Unlike other materials, LEGO needs nothing but itself to fix itself together, and it does that really well. At the same time, it's easy to dismantle and experiment with (try that with wood, or metal). Also LEGO doesn't need finishing. It's already smooth, shiny and a bright uniform colour.
Of course, LEGO also presents a number of limitations. It's directional - every piece has a top and a bottom. It's chunky, not fine, and you're stuck with its basic dimensions. You can't have half a piece of LEGO, unless you want ruined LEGO.
In this it reflects something of the nature of digital computers. They're both modular and binary. You can't have half bits, and everything has to be made out of these numerous discrete bits, each one of which is exactly the same as thousands of others. LEGO gives you straight lines and right angles, but curves, like the curves that you might see on a computer screen, are really composed of small squares. LEGO reminds you that we're all made of atoms. LEGO and digital computing are excellent metaphors for each other.

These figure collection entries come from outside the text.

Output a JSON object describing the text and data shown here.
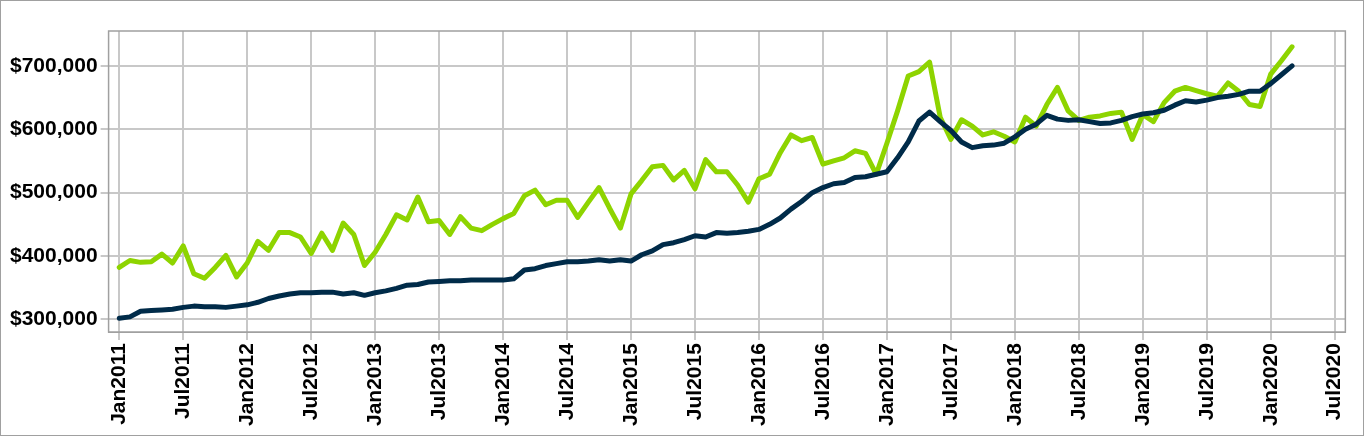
{
  "chart_data": {
    "type": "line",
    "x": [
      "2011-01",
      "2011-02",
      "2011-03",
      "2011-04",
      "2011-05",
      "2011-06",
      "2011-07",
      "2011-08",
      "2011-09",
      "2011-10",
      "2011-11",
      "2011-12",
      "2012-01",
      "2012-02",
      "2012-03",
      "2012-04",
      "2012-05",
      "2012-06",
      "2012-07",
      "2012-08",
      "2012-09",
      "2012-10",
      "2012-11",
      "2012-12",
      "2013-01",
      "2013-02",
      "2013-03",
      "2013-04",
      "2013-05",
      "2013-06",
      "2013-07",
      "2013-08",
      "2013-09",
      "2013-10",
      "2013-11",
      "2013-12",
      "2014-01",
      "2014-02",
      "2014-03",
      "2014-04",
      "2014-05",
      "2014-06",
      "2014-07",
      "2014-08",
      "2014-09",
      "2014-10",
      "2014-11",
      "2014-12",
      "2015-01",
      "2015-02",
      "2015-03",
      "2015-04",
      "2015-05",
      "2015-06",
      "2015-07",
      "2015-08",
      "2015-09",
      "2015-10",
      "2015-11",
      "2015-12",
      "2016-01",
      "2016-02",
      "2016-03",
      "2016-04",
      "2016-05",
      "2016-06",
      "2016-07",
      "2016-08",
      "2016-09",
      "2016-10",
      "2016-11",
      "2016-12",
      "2017-01",
      "2017-02",
      "2017-03",
      "2017-04",
      "2017-05",
      "2017-06",
      "2017-07",
      "2017-08",
      "2017-09",
      "2017-10",
      "2017-11",
      "2017-12",
      "2018-01",
      "2018-02",
      "2018-03",
      "2018-04",
      "2018-05",
      "2018-06",
      "2018-07",
      "2018-08",
      "2018-09",
      "2018-10",
      "2018-11",
      "2018-12",
      "2019-01",
      "2019-02",
      "2019-03",
      "2019-04",
      "2019-05",
      "2019-06",
      "2019-07",
      "2019-08",
      "2019-09",
      "2019-10",
      "2019-11",
      "2019-12",
      "2020-01",
      "2020-02",
      "2020-03"
    ],
    "series": [
      {
        "color": "#002b49",
        "values": [
          302000,
          304000,
          313000,
          314000,
          315000,
          316000,
          319000,
          321000,
          320000,
          320000,
          319000,
          321000,
          323000,
          327000,
          333000,
          337000,
          340000,
          342000,
          342000,
          343000,
          343000,
          340000,
          342000,
          338000,
          342000,
          345000,
          349000,
          354000,
          355000,
          359000,
          360000,
          361000,
          361000,
          362000,
          362000,
          362000,
          362000,
          364000,
          378000,
          380000,
          385000,
          388000,
          391000,
          391000,
          392000,
          394000,
          392000,
          394000,
          392000,
          402000,
          408000,
          418000,
          421000,
          426000,
          432000,
          430000,
          437000,
          436000,
          437000,
          439000,
          442000,
          450000,
          460000,
          474000,
          486000,
          500000,
          508000,
          514000,
          516000,
          524000,
          525000,
          529000,
          533000,
          555000,
          580000,
          613000,
          627000,
          612000,
          598000,
          580000,
          571000,
          574000,
          575000,
          578000,
          588000,
          600000,
          608000,
          622000,
          616000,
          614000,
          615000,
          612000,
          609000,
          610000,
          614000,
          620000,
          624000,
          626000,
          630000,
          638000,
          645000,
          643000,
          646000,
          650000,
          652000,
          655000,
          660000,
          660000,
          672000,
          686000,
          700000
        ]
      },
      {
        "color": "#8ed400",
        "values": [
          382000,
          393000,
          390000,
          391000,
          403000,
          389000,
          416000,
          372000,
          365000,
          382000,
          401000,
          367000,
          389000,
          423000,
          409000,
          437000,
          437000,
          430000,
          404000,
          436000,
          409000,
          452000,
          434000,
          385000,
          406000,
          434000,
          465000,
          457000,
          493000,
          454000,
          456000,
          434000,
          462000,
          444000,
          440000,
          450000,
          459000,
          467000,
          495000,
          504000,
          481000,
          488000,
          488000,
          461000,
          485000,
          508000,
          475000,
          444000,
          498000,
          519000,
          541000,
          543000,
          520000,
          535000,
          506000,
          552000,
          533000,
          533000,
          512000,
          485000,
          522000,
          529000,
          563000,
          591000,
          582000,
          587000,
          545000,
          550000,
          555000,
          566000,
          562000,
          529000,
          578000,
          629000,
          684000,
          691000,
          706000,
          619000,
          584000,
          615000,
          605000,
          591000,
          596000,
          589000,
          580000,
          619000,
          605000,
          639000,
          666000,
          629000,
          614000,
          619000,
          621000,
          625000,
          627000,
          584000,
          623000,
          612000,
          642000,
          660000,
          666000,
          661000,
          656000,
          652000,
          673000,
          660000,
          639000,
          636000,
          687000,
          708000,
          730000
        ]
      }
    ],
    "xlim": [
      "2010-12",
      "2020-08"
    ],
    "xticks": [
      {
        "value": "2011-01",
        "label": "Jan2011"
      },
      {
        "value": "2011-07",
        "label": "Jul2011"
      },
      {
        "value": "2012-01",
        "label": "Jan2012"
      },
      {
        "value": "2012-07",
        "label": "Jul2012"
      },
      {
        "value": "2013-01",
        "label": "Jan2013"
      },
      {
        "value": "2013-07",
        "label": "Jul2013"
      },
      {
        "value": "2014-01",
        "label": "Jan2014"
      },
      {
        "value": "2014-07",
        "label": "Jul2014"
      },
      {
        "value": "2015-01",
        "label": "Jan2015"
      },
      {
        "value": "2015-07",
        "label": "Jul2015"
      },
      {
        "value": "2016-01",
        "label": "Jan2016"
      },
      {
        "value": "2016-07",
        "label": "Jul2016"
      },
      {
        "value": "2017-01",
        "label": "Jan2017"
      },
      {
        "value": "2017-07",
        "label": "Jul2017"
      },
      {
        "value": "2018-01",
        "label": "Jan2018"
      },
      {
        "value": "2018-07",
        "label": "Jul2018"
      },
      {
        "value": "2019-01",
        "label": "Jan2019"
      },
      {
        "value": "2019-07",
        "label": "Jul2019"
      },
      {
        "value": "2020-01",
        "label": "Jan2020"
      },
      {
        "value": "2020-07",
        "label": "Jul2020"
      }
    ],
    "ylim": [
      280000,
      755000
    ],
    "yticks": [
      {
        "value": 300000,
        "label": "$300,000"
      },
      {
        "value": 400000,
        "label": "$400,000"
      },
      {
        "value": 500000,
        "label": "$500,000"
      },
      {
        "value": 600000,
        "label": "$600,000"
      },
      {
        "value": 700000,
        "label": "$700,000"
      }
    ],
    "grid": true,
    "legend": false,
    "marker": "none",
    "line_style": "solid"
  }
}
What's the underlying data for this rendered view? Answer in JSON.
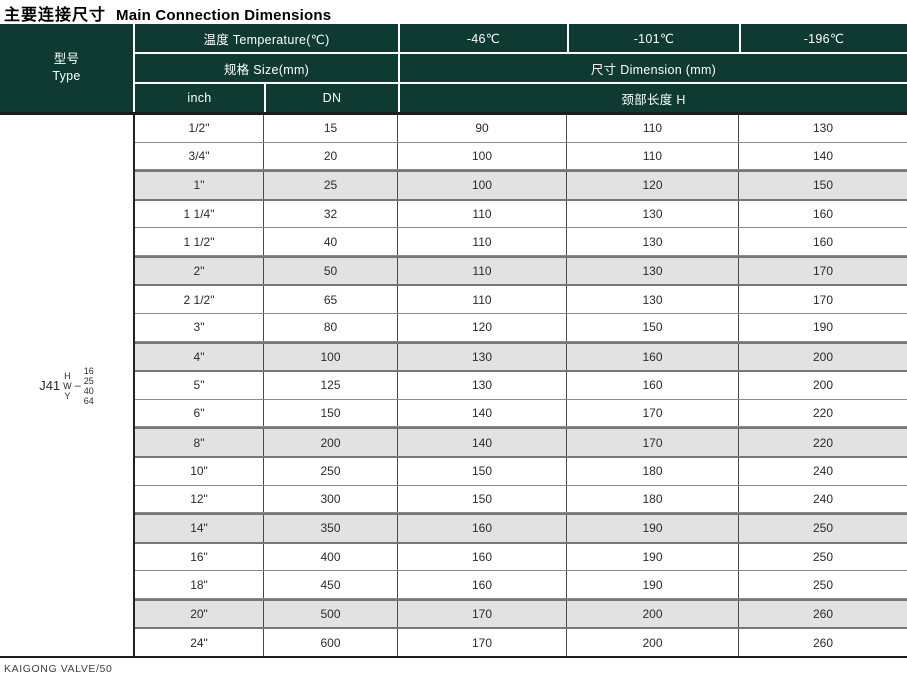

In Douglas Coupland's novel Microserfs one of the characters laments that his childhood spent playing with LEGO (and his adult life spent writing computer software) has left him unable to appreciate properly the nature of organic things: he feels constantly compelled to reduce all to the limits of the schemas given by digital, modular, binary worlds. He feels unable to represent nature to himself, to think about it, except as reduced to large, bumpy atoms. But one need not fall into his predicament: this reduction is available to us, and as long as we're aware that it is a reduction, it's a useful and illuminating way of looking at things. So let's keep playing with LEGO and computers.